Within a week, the school forwarded two boxes of costumes that were discovered, as well as several letters from upset parents. They complained about the duration of the play, the sticky mustaches, the “burning” children, the breakdancing, the violence, and the play’s inconsistency with the Biblical age of the earth.
I had written the teachers and thanked them for all their help and support. They reported back that the play was “memorable,” and that it was “all the kids could talk about.”

I have now been presenting my Great State History Play for over 30 years—more than 500 productions involving tens of thousands of children in schools throughout Iowa, Nebraska, and Illinois.
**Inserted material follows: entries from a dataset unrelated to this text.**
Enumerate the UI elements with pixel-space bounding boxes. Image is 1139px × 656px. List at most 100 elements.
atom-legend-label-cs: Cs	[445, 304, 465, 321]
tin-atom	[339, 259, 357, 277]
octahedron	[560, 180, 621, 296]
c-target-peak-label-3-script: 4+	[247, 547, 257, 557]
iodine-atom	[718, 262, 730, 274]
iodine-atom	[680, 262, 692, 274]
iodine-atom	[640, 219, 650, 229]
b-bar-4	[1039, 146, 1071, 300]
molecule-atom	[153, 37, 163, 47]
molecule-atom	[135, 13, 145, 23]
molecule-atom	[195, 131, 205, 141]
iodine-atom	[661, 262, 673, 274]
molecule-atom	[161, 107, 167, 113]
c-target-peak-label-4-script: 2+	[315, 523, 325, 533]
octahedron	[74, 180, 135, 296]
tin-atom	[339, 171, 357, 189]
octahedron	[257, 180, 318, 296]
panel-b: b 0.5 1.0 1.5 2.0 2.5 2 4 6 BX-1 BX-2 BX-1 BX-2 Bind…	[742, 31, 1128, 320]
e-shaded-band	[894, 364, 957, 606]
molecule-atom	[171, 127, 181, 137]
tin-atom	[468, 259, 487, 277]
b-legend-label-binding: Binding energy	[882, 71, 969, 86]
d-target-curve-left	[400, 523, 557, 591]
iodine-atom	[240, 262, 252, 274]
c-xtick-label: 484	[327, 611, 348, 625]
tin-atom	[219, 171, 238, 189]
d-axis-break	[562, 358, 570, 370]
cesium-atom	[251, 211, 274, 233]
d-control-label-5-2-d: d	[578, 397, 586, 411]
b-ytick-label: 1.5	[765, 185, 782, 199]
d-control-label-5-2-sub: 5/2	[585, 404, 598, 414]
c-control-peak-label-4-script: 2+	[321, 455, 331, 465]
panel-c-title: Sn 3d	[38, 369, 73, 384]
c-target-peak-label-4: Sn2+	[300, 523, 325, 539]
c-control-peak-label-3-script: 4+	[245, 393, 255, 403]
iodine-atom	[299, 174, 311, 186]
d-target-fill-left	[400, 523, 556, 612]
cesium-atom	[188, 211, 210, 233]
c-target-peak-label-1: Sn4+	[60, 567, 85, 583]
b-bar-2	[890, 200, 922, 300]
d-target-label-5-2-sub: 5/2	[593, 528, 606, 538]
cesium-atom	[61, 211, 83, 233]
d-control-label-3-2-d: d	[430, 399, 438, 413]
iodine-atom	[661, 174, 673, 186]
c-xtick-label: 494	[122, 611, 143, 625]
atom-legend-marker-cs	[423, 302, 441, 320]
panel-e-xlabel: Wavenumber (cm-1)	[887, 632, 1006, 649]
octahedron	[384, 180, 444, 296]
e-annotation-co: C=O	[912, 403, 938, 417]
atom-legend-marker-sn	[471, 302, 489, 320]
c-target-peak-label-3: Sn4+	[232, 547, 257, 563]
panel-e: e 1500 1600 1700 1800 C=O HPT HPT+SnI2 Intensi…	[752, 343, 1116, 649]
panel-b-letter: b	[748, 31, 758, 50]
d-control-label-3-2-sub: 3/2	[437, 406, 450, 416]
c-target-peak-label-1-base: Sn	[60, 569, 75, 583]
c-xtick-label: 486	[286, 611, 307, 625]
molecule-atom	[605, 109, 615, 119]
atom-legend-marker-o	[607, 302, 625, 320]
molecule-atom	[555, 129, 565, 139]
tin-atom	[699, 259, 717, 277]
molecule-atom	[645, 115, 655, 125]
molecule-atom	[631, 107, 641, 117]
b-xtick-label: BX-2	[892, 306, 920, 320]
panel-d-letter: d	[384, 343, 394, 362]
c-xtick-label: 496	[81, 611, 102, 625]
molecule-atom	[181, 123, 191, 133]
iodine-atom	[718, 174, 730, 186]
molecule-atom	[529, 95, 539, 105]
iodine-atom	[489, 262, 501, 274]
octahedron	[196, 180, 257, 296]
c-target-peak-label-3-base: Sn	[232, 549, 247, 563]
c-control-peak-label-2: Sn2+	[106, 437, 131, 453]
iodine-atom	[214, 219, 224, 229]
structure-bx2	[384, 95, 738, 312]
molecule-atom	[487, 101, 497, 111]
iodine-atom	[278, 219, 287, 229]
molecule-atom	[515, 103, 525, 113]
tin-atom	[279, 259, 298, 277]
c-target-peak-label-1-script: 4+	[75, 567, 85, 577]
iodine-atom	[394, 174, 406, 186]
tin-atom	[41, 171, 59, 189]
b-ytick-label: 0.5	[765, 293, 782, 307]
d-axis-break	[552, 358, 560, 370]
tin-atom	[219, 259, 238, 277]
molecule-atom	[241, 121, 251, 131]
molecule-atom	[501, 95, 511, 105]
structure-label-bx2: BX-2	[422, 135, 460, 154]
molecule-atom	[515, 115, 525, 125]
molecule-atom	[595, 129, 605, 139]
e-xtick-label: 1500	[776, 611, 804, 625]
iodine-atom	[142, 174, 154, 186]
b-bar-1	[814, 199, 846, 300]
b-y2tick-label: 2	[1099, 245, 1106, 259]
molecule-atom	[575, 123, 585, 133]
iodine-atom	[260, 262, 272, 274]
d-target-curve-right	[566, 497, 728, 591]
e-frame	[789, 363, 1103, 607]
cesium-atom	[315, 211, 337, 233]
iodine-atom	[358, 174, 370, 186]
Of course, it’s not the same play. I chose the four most dynamic scenes and cut the other eight. The residency was shortened from five days to one, and I use only the grade studying their state’s history. I sold the fog machine.
These days, it’s not uncommon for parents to come up to me after their child’s performance and describe the role that they had in my play—20 years earlier. I look back with gratitude and humility at the history that the history play itself has created, and recall, with a shiver, the fiasco that started it all.